Batch-Aware Unified Memory Management in GPUs for Irregular Workloads

Session: SIMT--So many instructions, multiple tricks!

Authors: Hyojong Kim (Georgia Institute of Technology); Jaewoong Sim (Intel Labs); Prasun Gera (Georgia Institute of Technology); Ramyad Hadidi (Georgia Institute of Technology); Hyesoon Kim (Georgia Institute of Technology)
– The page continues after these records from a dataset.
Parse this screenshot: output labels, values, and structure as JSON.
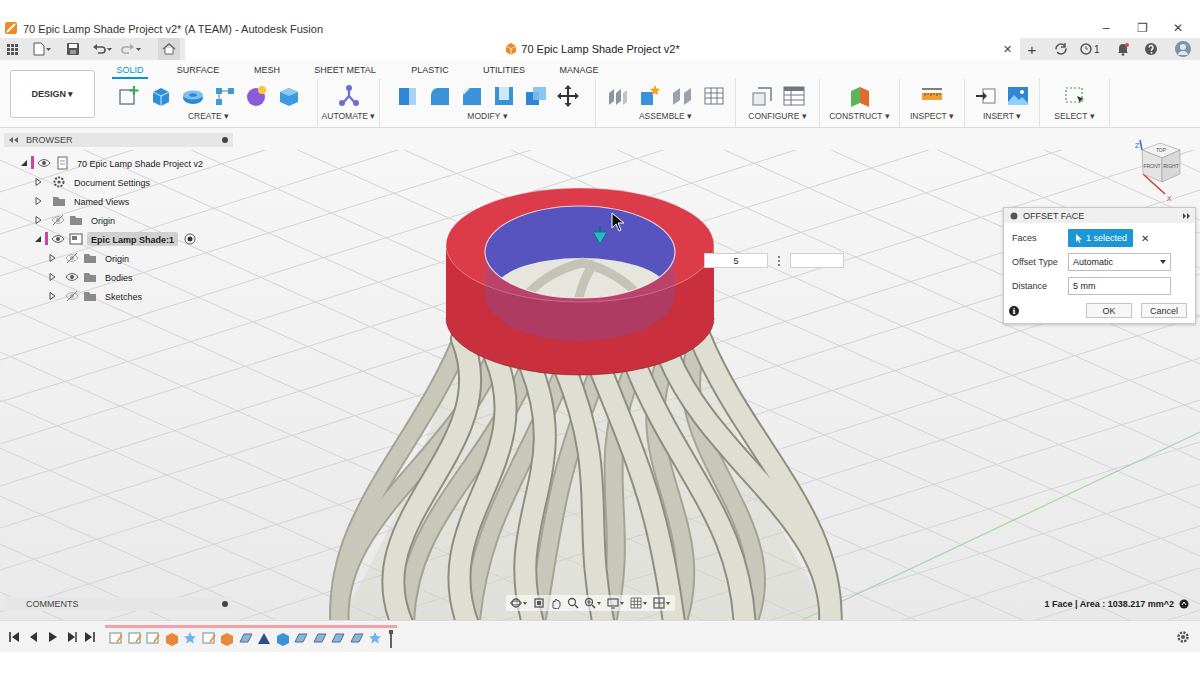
{
  "window": {
    "title": "70 Epic Lamp Shade Project v2* (A TEAM) - Autodesk Fusion",
    "controls": [
      "–",
      "❐",
      "✕"
    ]
  },
  "document_tab": {
    "label": "70 Epic Lamp Shade Project v2*",
    "close": "✕",
    "new_tab": "+"
  },
  "account": {
    "jobs_badge": "1"
  },
  "workspace": {
    "label": "DESIGN ▾"
  },
  "toolbar_tabs": [
    {
      "label": "SOLID",
      "selected": true
    },
    {
      "label": "SURFACE",
      "selected": false
    },
    {
      "label": "MESH",
      "selected": false
    },
    {
      "label": "SHEET METAL",
      "selected": false
    },
    {
      "label": "PLASTIC",
      "selected": false
    },
    {
      "label": "UTILITIES",
      "selected": false
    },
    {
      "label": "MANAGE",
      "selected": false
    }
  ],
  "tool_groups": [
    {
      "label": "CREATE ▾"
    },
    {
      "label": "AUTOMATE ▾"
    },
    {
      "label": "MODIFY ▾"
    },
    {
      "label": "ASSEMBLE ▾"
    },
    {
      "label": "CONFIGURE ▾"
    },
    {
      "label": "CONSTRUCT ▾"
    },
    {
      "label": "INSPECT ▾"
    },
    {
      "label": "INSERT ▾"
    },
    {
      "label": "SELECT ▾"
    }
  ],
  "browser": {
    "title": "BROWSER",
    "items": [
      {
        "label": "70 Epic Lamp Shade Project v2",
        "depth": 0,
        "kind": "document",
        "expanded": true,
        "visible": true,
        "active": false
      },
      {
        "label": "Document Settings",
        "depth": 1,
        "kind": "settings",
        "expanded": false,
        "active": false
      },
      {
        "label": "Named Views",
        "depth": 1,
        "kind": "folder",
        "expanded": false,
        "active": false
      },
      {
        "label": "Origin",
        "depth": 1,
        "kind": "folder",
        "expanded": false,
        "visible": false,
        "active": false
      },
      {
        "label": "Epic Lamp Shade:1",
        "depth": 1,
        "kind": "component",
        "expanded": true,
        "visible": true,
        "active": true
      },
      {
        "label": "Origin",
        "depth": 2,
        "kind": "folder",
        "expanded": false,
        "visible": false,
        "active": false
      },
      {
        "label": "Bodies",
        "depth": 2,
        "kind": "folder",
        "expanded": false,
        "visible": true,
        "active": false
      },
      {
        "label": "Sketches",
        "depth": 2,
        "kind": "folder",
        "expanded": false,
        "visible": false,
        "active": false
      }
    ]
  },
  "comments": {
    "title": "COMMENTS"
  },
  "dialog": {
    "title": "OFFSET FACE",
    "rows": [
      {
        "label": "Faces",
        "kind": "selection",
        "value": "1 selected",
        "clear": "✕"
      },
      {
        "label": "Offset Type",
        "kind": "dropdown",
        "value": "Automatic"
      },
      {
        "label": "Distance",
        "kind": "input",
        "value": "5 mm"
      }
    ],
    "info": "i",
    "buttons": [
      {
        "label": "OK"
      },
      {
        "label": "Cancel"
      }
    ]
  },
  "canvas_inputs": [
    {
      "value": "5"
    },
    {
      "value": ""
    }
  ],
  "viewcube": {
    "faces": [
      "TOP",
      "FRONT",
      "RIGHT"
    ],
    "axes": [
      "Z",
      "X"
    ]
  },
  "status": {
    "selection": "1 Face | Area : 1038.217 mm^2"
  },
  "timeline": {
    "features": [
      {
        "kind": "sketch"
      },
      {
        "kind": "sketch"
      },
      {
        "kind": "sketch"
      },
      {
        "kind": "extrude"
      },
      {
        "kind": "form"
      },
      {
        "kind": "sketch"
      },
      {
        "kind": "extrude"
      },
      {
        "kind": "surface"
      },
      {
        "kind": "sweep"
      },
      {
        "kind": "body"
      },
      {
        "kind": "surface"
      },
      {
        "kind": "surface"
      },
      {
        "kind": "surface"
      },
      {
        "kind": "surface"
      },
      {
        "kind": "form"
      }
    ]
  }
}
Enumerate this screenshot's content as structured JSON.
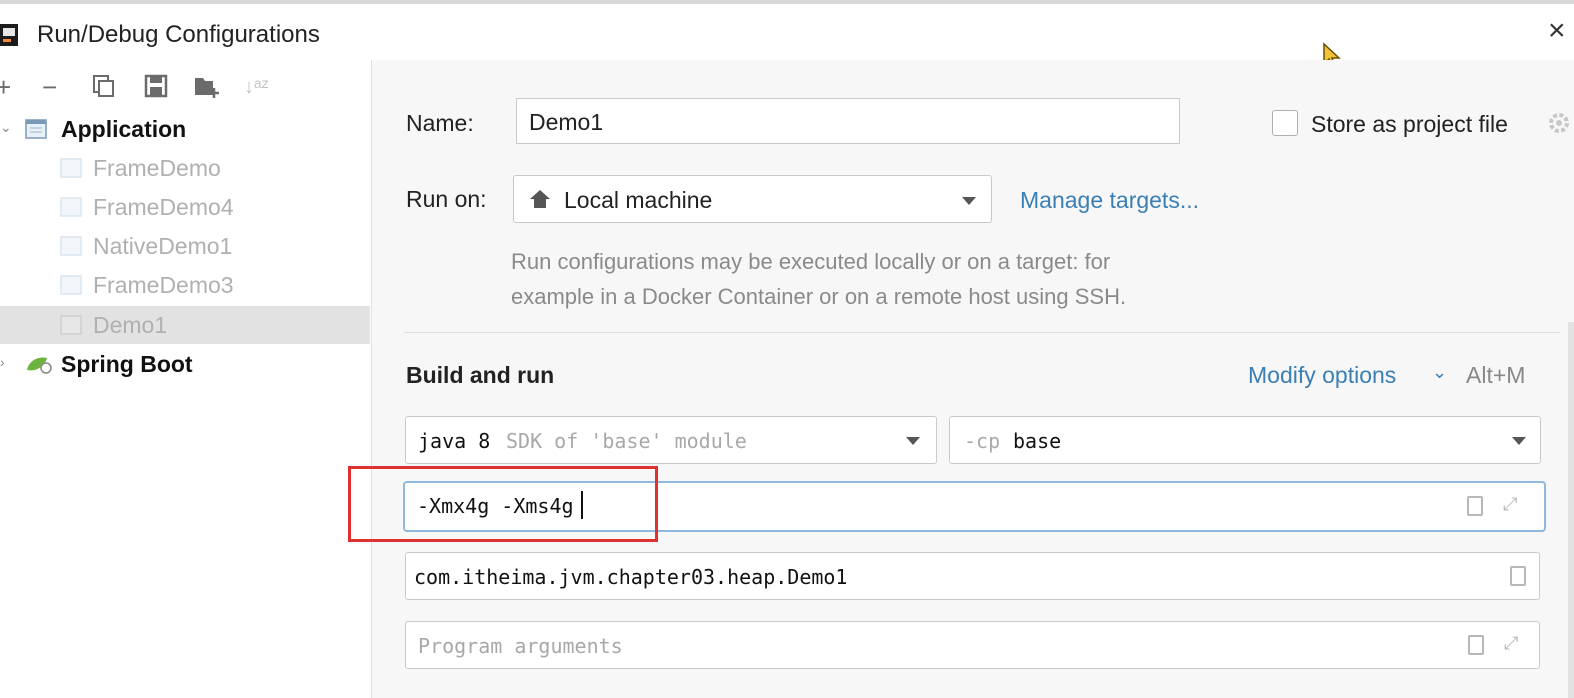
{
  "window": {
    "title": "Run/Debug Configurations",
    "close_glyph": "×"
  },
  "toolbar": {
    "icons": [
      "add-icon",
      "remove-icon",
      "copy-icon",
      "save-icon",
      "new-folder-icon",
      "sort-icon"
    ],
    "add_glyph": "+",
    "remove_glyph": "−",
    "sort_glyph": "↓ᵃᶻ"
  },
  "tree": {
    "application_label": "Application",
    "children": [
      "FrameDemo",
      "FrameDemo4",
      "NativeDemo1",
      "FrameDemo3",
      "Demo1"
    ],
    "selected": "Demo1",
    "spring_label": "Spring Boot",
    "expanded_arrow": "⌄",
    "collapsed_arrow": "›"
  },
  "form": {
    "name_label": "Name:",
    "name_value": "Demo1",
    "store_label": "Store as project file",
    "run_on_label": "Run on:",
    "run_on_value": "Local machine",
    "manage_targets": "Manage targets...",
    "hint_line1": "Run configurations may be executed locally or on a target: for",
    "hint_line2": "example in a Docker Container or on a remote host using SSH.",
    "build_run_title": "Build and run",
    "modify_options": "Modify options",
    "modify_shortcut": "Alt+M",
    "jdk_value": "java 8",
    "jdk_hint": "SDK of 'base' module",
    "cp_prefix": "-cp",
    "cp_value": "base",
    "vm_options": "-Xmx4g -Xms4g",
    "main_class": "com.itheima.jvm.chapter03.heap.Demo1",
    "program_args_placeholder": "Program arguments"
  },
  "colors": {
    "accent": "#3a7fb4",
    "highlight_box": "#e03030",
    "focus_border": "#8fb9de",
    "selection": "#e2e2e2"
  }
}
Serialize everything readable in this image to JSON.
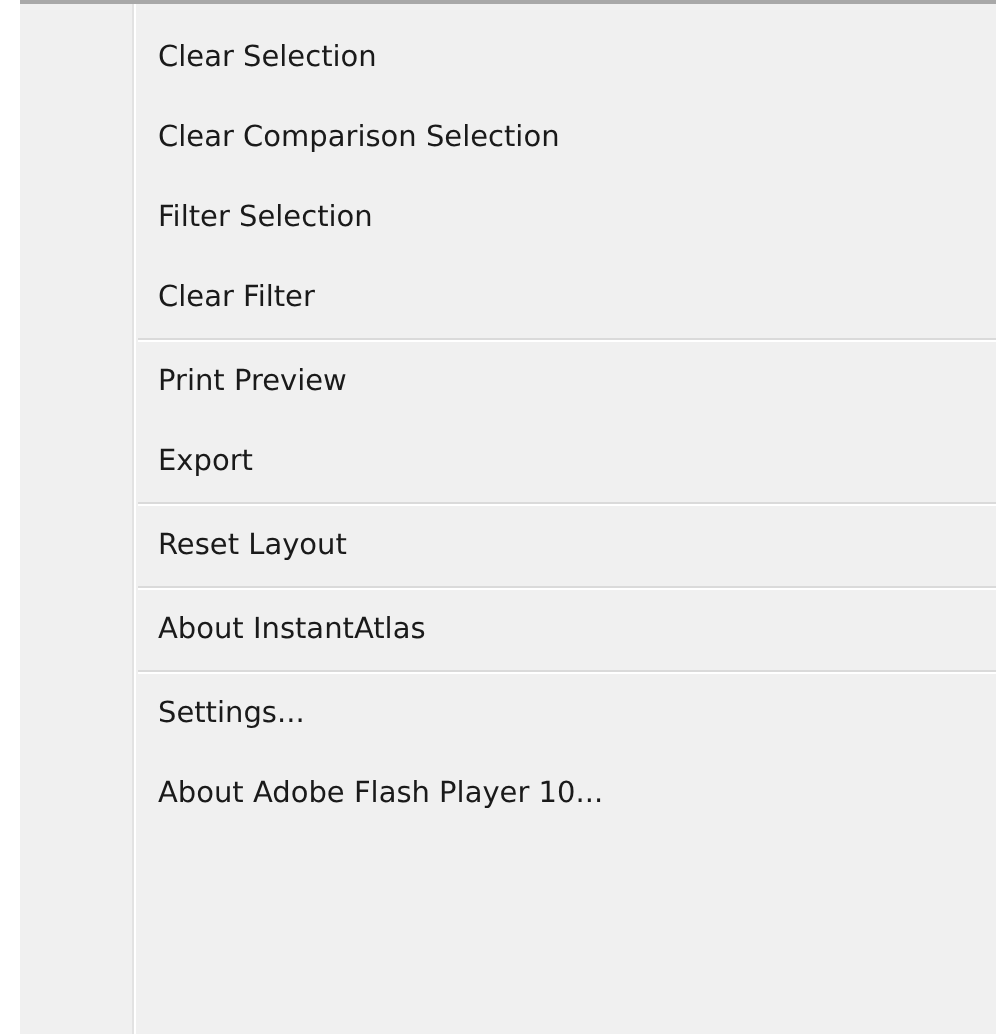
{
  "context_menu": {
    "groups": [
      {
        "items": [
          "Clear Selection",
          "Clear Comparison Selection",
          "Filter Selection",
          "Clear Filter"
        ]
      },
      {
        "items": [
          "Print Preview",
          "Export"
        ]
      },
      {
        "items": [
          "Reset Layout"
        ]
      },
      {
        "items": [
          "About InstantAtlas"
        ]
      },
      {
        "items": [
          "Settings...",
          "About Adobe Flash Player 10..."
        ]
      }
    ]
  }
}
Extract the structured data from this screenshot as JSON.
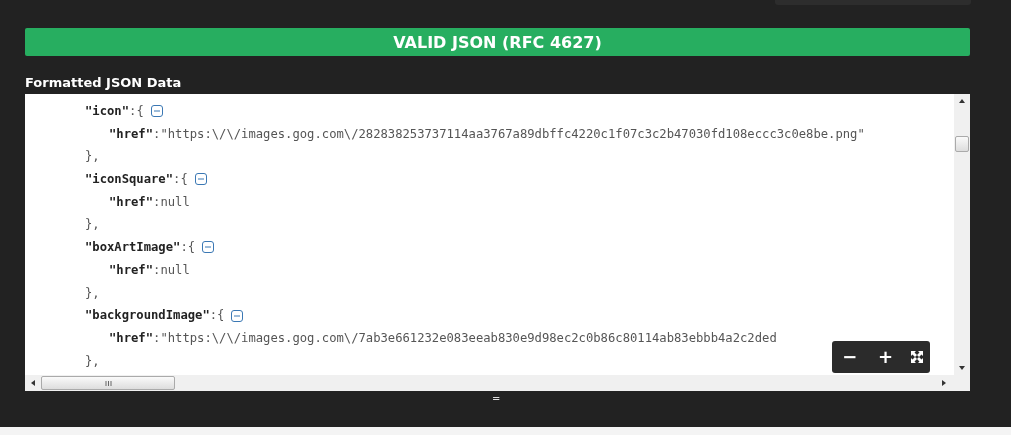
{
  "banner": "VALID JSON (RFC 4627)",
  "section_title": "Formatted JSON Data",
  "objects": [
    {
      "key": "\"icon\"",
      "sep": ":",
      "open": "{",
      "expanded": true,
      "close": "},",
      "children": [
        {
          "key": "\"href\"",
          "sep": ":",
          "value": "\"https:\\/\\/images.gog.com\\/282838253737114aa3767a89dbffc4220c1f07c3c2b47030fd108eccc3c0e8be.png\""
        }
      ]
    },
    {
      "key": "\"iconSquare\"",
      "sep": ":",
      "open": "{",
      "expanded": true,
      "close": "},",
      "children": [
        {
          "key": "\"href\"",
          "sep": ":",
          "value": "null"
        }
      ]
    },
    {
      "key": "\"boxArtImage\"",
      "sep": ":",
      "open": "{",
      "expanded": true,
      "close": "},",
      "children": [
        {
          "key": "\"href\"",
          "sep": ":",
          "value": "null"
        }
      ]
    },
    {
      "key": "\"backgroundImage\"",
      "sep": ":",
      "open": "{",
      "expanded": true,
      "close": "},",
      "children": [
        {
          "key": "\"href\"",
          "sep": ":",
          "value": "\"https:\\/\\/images.gog.com\\/7ab3e661232e083eeab830e9d98ec2c0b86c80114ab83ebbb4a2c2ded"
        }
      ]
    }
  ],
  "zoom_controls": [
    "−",
    "+"
  ],
  "resize_handle": "="
}
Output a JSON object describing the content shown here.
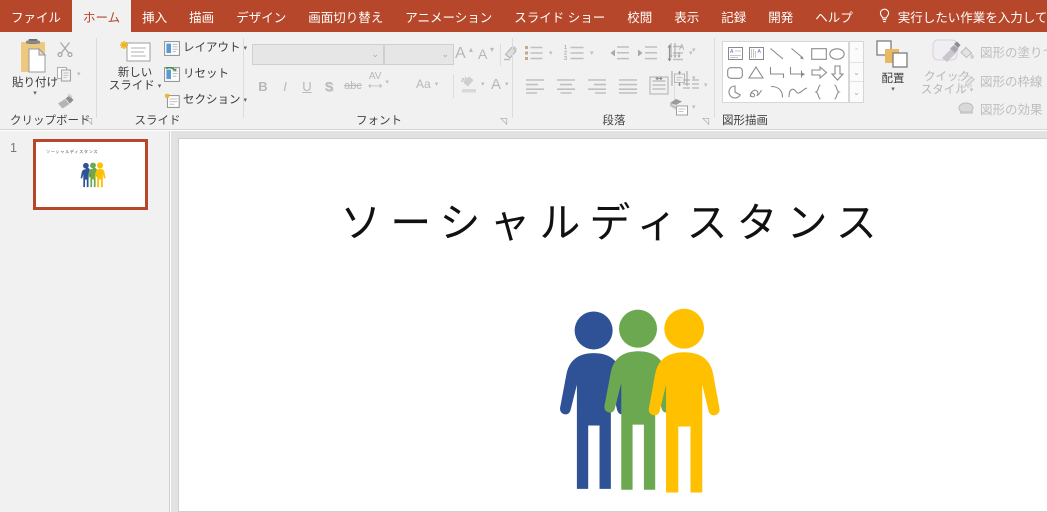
{
  "app": {
    "accent_color": "#b7472a",
    "ribbon_bg": "#f1f1f1"
  },
  "tabs": [
    {
      "label": "ファイル",
      "active": false,
      "name": "tab-file"
    },
    {
      "label": "ホーム",
      "active": true,
      "name": "tab-home"
    },
    {
      "label": "挿入",
      "active": false,
      "name": "tab-insert"
    },
    {
      "label": "描画",
      "active": false,
      "name": "tab-draw"
    },
    {
      "label": "デザイン",
      "active": false,
      "name": "tab-design"
    },
    {
      "label": "画面切り替え",
      "active": false,
      "name": "tab-transitions"
    },
    {
      "label": "アニメーション",
      "active": false,
      "name": "tab-animations"
    },
    {
      "label": "スライド ショー",
      "active": false,
      "name": "tab-slideshow"
    },
    {
      "label": "校閲",
      "active": false,
      "name": "tab-review"
    },
    {
      "label": "表示",
      "active": false,
      "name": "tab-view"
    },
    {
      "label": "記録",
      "active": false,
      "name": "tab-record"
    },
    {
      "label": "開発",
      "active": false,
      "name": "tab-developer"
    },
    {
      "label": "ヘルプ",
      "active": false,
      "name": "tab-help"
    }
  ],
  "tell_me": {
    "label": "実行したい作業を入力してください",
    "icon": "lightbulb-icon"
  },
  "ribbon": {
    "groups": {
      "clipboard": {
        "label": "クリップボード",
        "paste_label_line1": "貼り付け",
        "cut_icon": "scissors-icon",
        "copy_icon": "copy-icon",
        "format_painter_icon": "format-painter-icon",
        "paste_icon": "clipboard-icon",
        "dialog_launcher": "◹"
      },
      "slide": {
        "label": "スライド",
        "new_slide_line1": "新しい",
        "new_slide_line2": "スライド",
        "new_slide_icon": "new-slide-icon",
        "layout_label": "レイアウト",
        "layout_icon": "layout-icon",
        "reset_label": "リセット",
        "reset_icon": "reset-icon",
        "section_label": "セクション",
        "section_icon": "section-icon"
      },
      "font": {
        "label": "フォント",
        "font_name_value": "",
        "font_name_placeholder": "",
        "font_size_value": "",
        "grow_font": "A",
        "shrink_font": "A",
        "clear_formatting_icon": "clear-format-icon",
        "bold": "B",
        "italic": "I",
        "underline": "U",
        "shadow": "S",
        "strikethrough": "abc",
        "char_spacing": "AV",
        "change_case": "Aa",
        "highlight_icon": "text-highlight-icon",
        "font_color": "A",
        "dialog_launcher": "◹"
      },
      "paragraph": {
        "label": "段落",
        "bullets_icon": "bullet-list-icon",
        "numbering_icon": "numbered-list-icon",
        "decrease_indent_icon": "decrease-indent-icon",
        "increase_indent_icon": "increase-indent-icon",
        "line_spacing_icon": "line-spacing-icon",
        "text_direction_icon": "text-direction-icon",
        "align_text_icon": "align-text-icon",
        "smartart_icon": "smartart-icon",
        "align_left_icon": "align-left-icon",
        "align_center_icon": "align-center-icon",
        "align_right_icon": "align-right-icon",
        "justify_icon": "justify-icon",
        "columns_icon": "columns-icon",
        "dialog_launcher": "◹"
      },
      "drawing": {
        "label": "図形描画",
        "arrange_label": "配置",
        "arrange_icon": "arrange-icon",
        "quick_styles_line1": "クイック",
        "quick_styles_line2": "スタイル",
        "quick_styles_icon": "quick-styles-icon",
        "shape_fill_label": "図形の塗りつぶ",
        "shape_fill_icon": "shape-fill-icon",
        "shape_outline_label": "図形の枠線",
        "shape_outline_icon": "shape-outline-icon",
        "shape_effects_label": "図形の効果",
        "shape_effects_icon": "shape-effects-icon",
        "scroll_up_icon": "chevron-up-icon",
        "scroll_down_icon": "chevron-down-icon",
        "more_shapes_icon": "more-shapes-icon",
        "shapes": [
          "textbox-icon",
          "vertical-textbox-icon",
          "line-icon",
          "arrow-icon",
          "rectangle-icon",
          "ellipse-icon",
          "rounded-rectangle-icon",
          "triangle-icon",
          "elbow-connector-icon",
          "elbow-arrow-connector-icon",
          "right-arrow-icon",
          "down-arrow-icon",
          "pie-icon",
          "freeform-scribble-icon",
          "arc-icon",
          "double-arc-icon",
          "left-brace-icon",
          "right-brace-icon"
        ]
      }
    }
  },
  "slide_panel": {
    "slides": [
      {
        "number": "1",
        "selected": true,
        "title": "ソーシャルディスタンス",
        "art": "three-people-icon"
      }
    ]
  },
  "slide": {
    "title": "ソーシャルディスタンス",
    "art_name": "three-people-graphic",
    "art_colors": {
      "blue": "#2e5295",
      "green": "#6ba84f",
      "yellow": "#ffc000"
    }
  }
}
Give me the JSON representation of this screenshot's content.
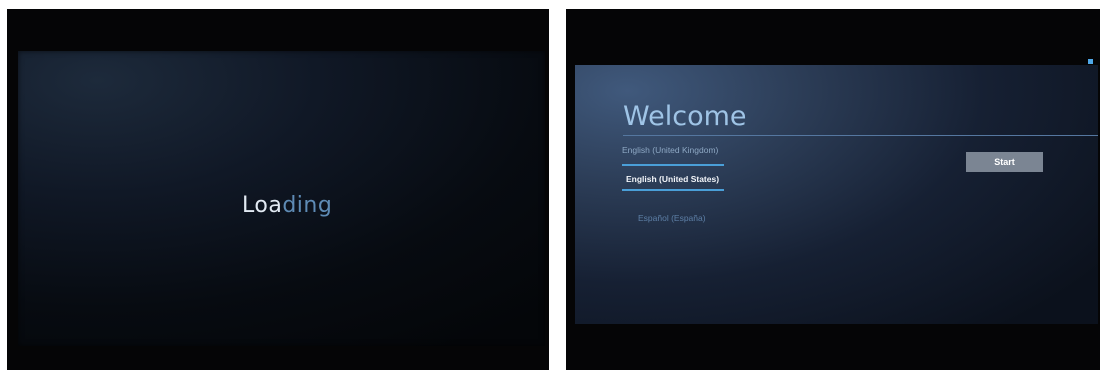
{
  "left_screen": {
    "loading_bright": "Loa",
    "loading_dim": "ding"
  },
  "right_screen": {
    "title": "Welcome",
    "languages": [
      {
        "label": "English (United Kingdom)",
        "state": "previous"
      },
      {
        "label": "English (United States)",
        "state": "selected"
      },
      {
        "label": "Español (España)",
        "state": "next"
      }
    ],
    "start_button_label": "Start"
  },
  "colors": {
    "accent": "#4a9fd8",
    "title_color": "#9fc4e6",
    "button_bg": "#7b8593"
  }
}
While unified virtual memory and demand paging in modern GPUs provide convenient abstractions to programmers for working with large-scale applications, they come at a significant performance cost. We provide the first comprehensive analysis of major inefficiencies that arise in page fault handling mechanisms employed in modern GPUs. To amortize the high costs in fault handling, the GPU runtime processes a large number of GPU page faults together. We observe that this batched processing of page faults introduces large-scale serialization that greatly hurts the GPU's execution throughput. We show real machine measurements that corroborate our findings. Our goal is to mitigate these inefficiencies and enable efficient demand paging for GPUs. To this end, we propose a GPU runtime software and hardware solution that (1) increases the batch size (i.e., the number of page faults handled together), thereby amortizing the \overheadName time, and reduces the number of batches by supporting CPU-like thread block context switching, and (2) takes page eviction off the critical path with no hardware changes by overlapping evictions with CPU-to-GPU page migrations. Our evaluation demonstrates that the proposed solution provides an average speedup of 2x over the state-of-the-art page prefetching. We show that our solution increases the batch size by 2.27x and reduces the total number of batches by 51% on average. We also show that the average batch processing time is reduced by 27%.